リーザもジョエルと同じでフレデリカに対して大層腹を立てていたけど、目の前で十歳の女の子が泣きじゃくっているのを見たら、放っては置けなかったのだろう。
「…う゛ぅ……ありがとう……」
小さく呟いた彼女は、そのハンカチで頬の涙を拭った後、豪快にチーンと鼻をかんだ。
リーザが思いっきり顔を顰める。
(うわぁ、マジかぁ)
令嬢も鼻をかんだりするんだね。
「……………あ、ごめんなさい。
新しい物を買って返すから」
ハンカチが借り物だったと思い出したフレデリカは、オロオロとした様子でリーザに謝った。
「……いえ、結構です。差し上げます」
二人の遣り取りを見ていたら、ちょっと笑ってしまいそうになった。
他家の使用人に対して、お礼やお詫びの言葉が自然に出て来た事にはとても好感が持てる。

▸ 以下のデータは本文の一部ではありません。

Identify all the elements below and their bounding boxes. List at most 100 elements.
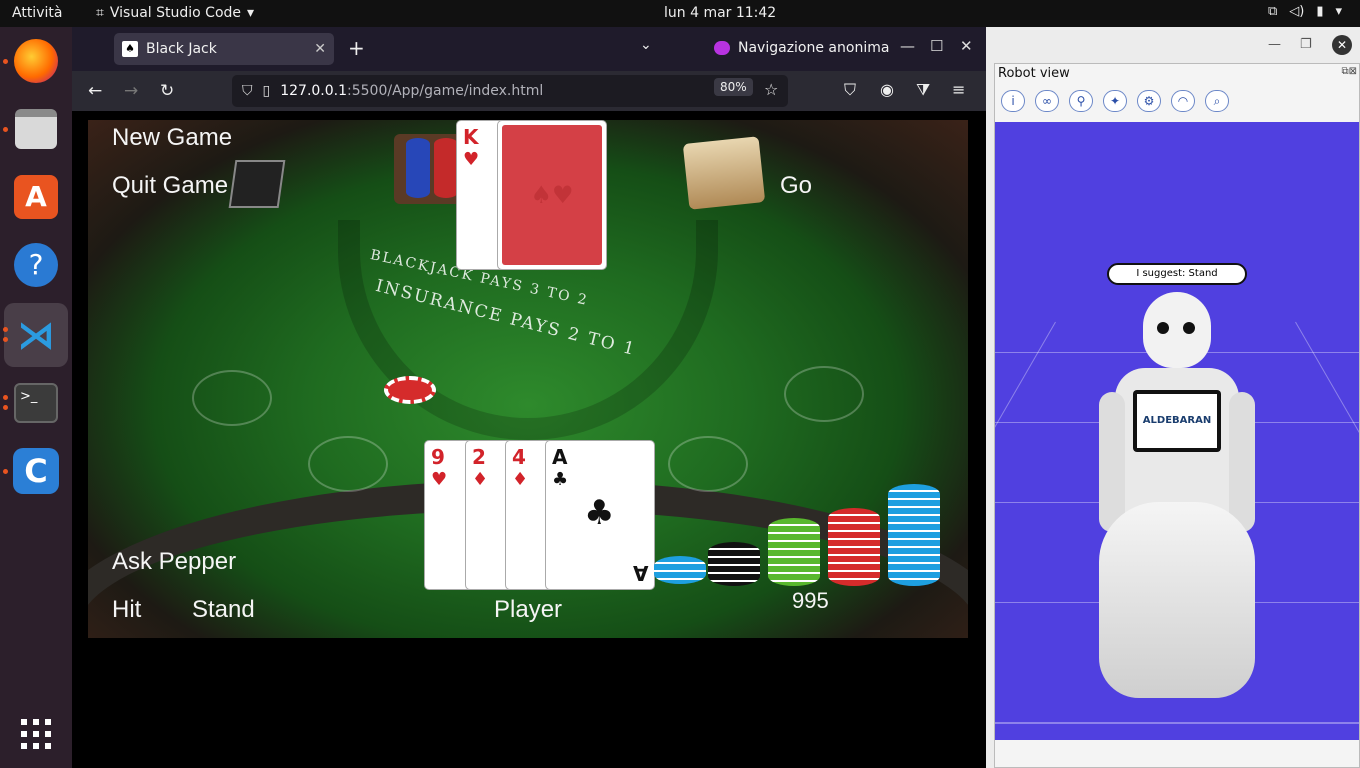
clock[interactable]: lun 4 mar 11:42 — [664, 5, 776, 21]
stand-button[interactable]: Stand — [192, 596, 255, 624]
app-center-icon[interactable]: A — [12, 173, 60, 221]
top-bar: Attività ⌗ Visual Studio Code ▾ lun 4 ma… — [0, 0, 1360, 27]
account-icon[interactable]: ◉ — [880, 80, 894, 99]
activities-button[interactable]: Attività — [12, 5, 62, 21]
url-path: :5500/App/game/index.html — [347, 83, 544, 99]
terminal-icon[interactable]: >_ — [12, 379, 60, 427]
running-indicator — [3, 395, 8, 400]
menu-icon[interactable]: ≡ — [952, 80, 965, 99]
restore-button[interactable]: ❐ — [1300, 37, 1312, 52]
chip-stack-blue[interactable] — [888, 484, 940, 586]
go-button[interactable]: Go — [780, 172, 812, 200]
minimize-button[interactable]: — — [900, 37, 915, 55]
robot-view-panel: Robot view ⧉⊠ i ∞ ⚲ ✦ ⚙ ◠ ⌕ I suggest: S… — [994, 63, 1360, 768]
page-icon: ▯ — [262, 83, 271, 99]
maximize-button[interactable]: ☐ — [930, 37, 943, 55]
minimize-button[interactable]: — — [1268, 37, 1281, 52]
extensions-icon[interactable]: ⧩ — [916, 80, 930, 100]
robot-3d-scene[interactable]: I suggest: Stand ALDEBARAN — [995, 122, 1359, 740]
player-label: Player — [494, 596, 563, 623]
files-icon[interactable] — [12, 105, 60, 153]
reload-button[interactable]: ↻ — [160, 81, 174, 101]
chevron-down-icon: ▾ — [247, 5, 255, 21]
player-card: A ♣ ♣ A — [545, 440, 655, 590]
card-rank: 9 — [431, 445, 445, 469]
url-bar[interactable]: ⛉ ▯ 127.0.0.1 :5500/App/game/index.html — [232, 75, 788, 107]
tablet-logo: ALDEBARAN — [1137, 394, 1217, 448]
tab-black-jack[interactable]: ♠ Black Jack ✕ — [114, 33, 334, 65]
chip-stack-black[interactable] — [708, 542, 760, 586]
chip-stack-blue-small[interactable] — [654, 556, 706, 584]
robot-star-icon[interactable]: ✦ — [1103, 90, 1127, 112]
grid-line — [995, 722, 1359, 724]
chip-count: 995 — [792, 588, 829, 613]
dock: A ? ⋊ >_ C — [0, 27, 72, 768]
card-rank-bottom: A — [632, 561, 648, 585]
tray-chip-stack — [406, 138, 430, 198]
show-apps-icon[interactable] — [12, 710, 60, 758]
volume-icon: ◁) — [1289, 4, 1305, 19]
private-mask-icon — [714, 41, 730, 55]
new-game-button[interactable]: New Game — [112, 124, 232, 152]
speech-bubble: I suggest: Stand — [1107, 263, 1247, 285]
card-suit: ♣ — [552, 469, 569, 490]
card-shoe — [682, 136, 766, 210]
betting-spot — [668, 436, 748, 492]
new-tab-button[interactable]: + — [348, 36, 365, 60]
hit-button[interactable]: Hit — [112, 596, 141, 624]
system-tray[interactable]: ⧉ ◁) ▮ ▾ — [1268, 4, 1342, 19]
card-rank: K — [463, 125, 479, 149]
tab-favicon-icon: ♠ — [122, 41, 138, 57]
app-c-icon[interactable]: C — [12, 447, 60, 495]
visibility-icon[interactable]: ∞ — [1035, 90, 1059, 112]
robot-view-window: — ❐ ✕ Robot view ⧉⊠ i ∞ ⚲ ✦ ⚙ ◠ ⌕ I sugg… — [986, 27, 1360, 768]
robot-pose-icon[interactable]: ⚲ — [1069, 90, 1093, 112]
forward-button[interactable]: → — [124, 81, 138, 101]
back-button[interactable]: ← — [88, 81, 102, 101]
card-rank: 4 — [512, 445, 526, 469]
close-window-button[interactable]: ✕ — [960, 37, 973, 55]
tray-chip-stack — [434, 138, 458, 198]
robot-zoom-icon[interactable]: ⌕ — [1205, 90, 1229, 112]
private-label: Navigazione anonima — [738, 40, 890, 56]
list-tabs-chevron-icon[interactable]: ⌄ — [640, 37, 652, 53]
card-suit: ♥ — [431, 469, 448, 490]
robot-head — [1143, 292, 1211, 368]
robot-base — [1099, 502, 1255, 698]
close-tab-icon[interactable]: ✕ — [314, 41, 326, 57]
panel-controls[interactable]: ⧉⊠ — [1341, 66, 1357, 77]
bookmark-star-icon[interactable]: ☆ — [764, 80, 778, 99]
betting-spot — [192, 370, 272, 426]
shield-icon[interactable]: ⛉ — [242, 83, 253, 99]
running-indicator — [3, 405, 8, 410]
robot-torso: ALDEBARAN — [1115, 368, 1239, 518]
card-suit: ♦ — [472, 469, 489, 490]
battery-icon: ▮ — [1316, 4, 1324, 19]
robot-window-titlebar: — ❐ ✕ — [986, 27, 1360, 63]
grid-line — [995, 321, 1056, 686]
close-window-button[interactable]: ✕ — [1332, 35, 1352, 55]
private-browsing-indicator: Navigazione anonima — [714, 40, 889, 56]
robot-right-arm — [1229, 392, 1255, 532]
tab-bar: ♠ Black Jack ✕ + ⌄ Navigazione anonima —… — [72, 27, 986, 71]
blackjack-table: BLACKJACK PAYS 3 TO 2 INSURANCE PAYS 2 T… — [88, 120, 968, 638]
card-suit: ♥ — [463, 149, 480, 170]
vscode-icon[interactable]: ⋊ — [12, 311, 60, 359]
ask-pepper-button[interactable]: Ask Pepper — [112, 548, 236, 576]
dealer-hidden-card: ♠♥ — [497, 120, 607, 270]
chip-stack-red[interactable] — [828, 508, 880, 586]
robot-tablet[interactable]: ALDEBARAN — [1133, 390, 1221, 452]
running-indicator — [3, 327, 8, 332]
chip-stack-green[interactable] — [768, 518, 820, 586]
robot-eye — [1183, 322, 1195, 334]
card-center-suit: ♣ — [584, 493, 615, 533]
app-menu[interactable]: ⌗ Visual Studio Code ▾ — [96, 5, 254, 21]
robot-sensor-icon[interactable]: ◠ — [1171, 90, 1195, 112]
quit-game-button[interactable]: Quit Game — [112, 172, 228, 200]
pocket-icon[interactable]: ⛉ — [844, 80, 856, 100]
info-icon[interactable]: i — [1001, 90, 1025, 112]
zoom-level-button[interactable]: 80% — [714, 78, 753, 96]
firefox-icon[interactable] — [12, 37, 60, 85]
robot-gear-icon[interactable]: ⚙ — [1137, 90, 1161, 112]
help-icon[interactable]: ? — [12, 241, 60, 289]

前世でよく読んでいた異世界ジャンルの小説の中には、『使用人に謝ってはならない』みたいなルールがあるお話も見受けられたけど、日本人が作った世界だからか、この国の文化はそこまで極端ではない。
フレデリカは、なんか、思っていたよりも全然悪い子じゃないかも。
公爵夫人、子育て間違ってなさそうですよ。
まだエグエグ言っているフレデリカの背中を摩りながら宥めて、少し落ち着いて来た所で、改めて話を聞く為に応接室へと案内した。
テーブルを挟んで向かい合って座った私達に、リーザが紅茶を提供してくれる。
最初は剣呑な視線でフレデリカを見ていたリーザだが、いつの間にか毒気が抜かれたらしい。
今は、ちょっと困った子を見る眼差しに変わっていた。
温かいお茶を一口飲んで、ホゥッと小さく息を吐く。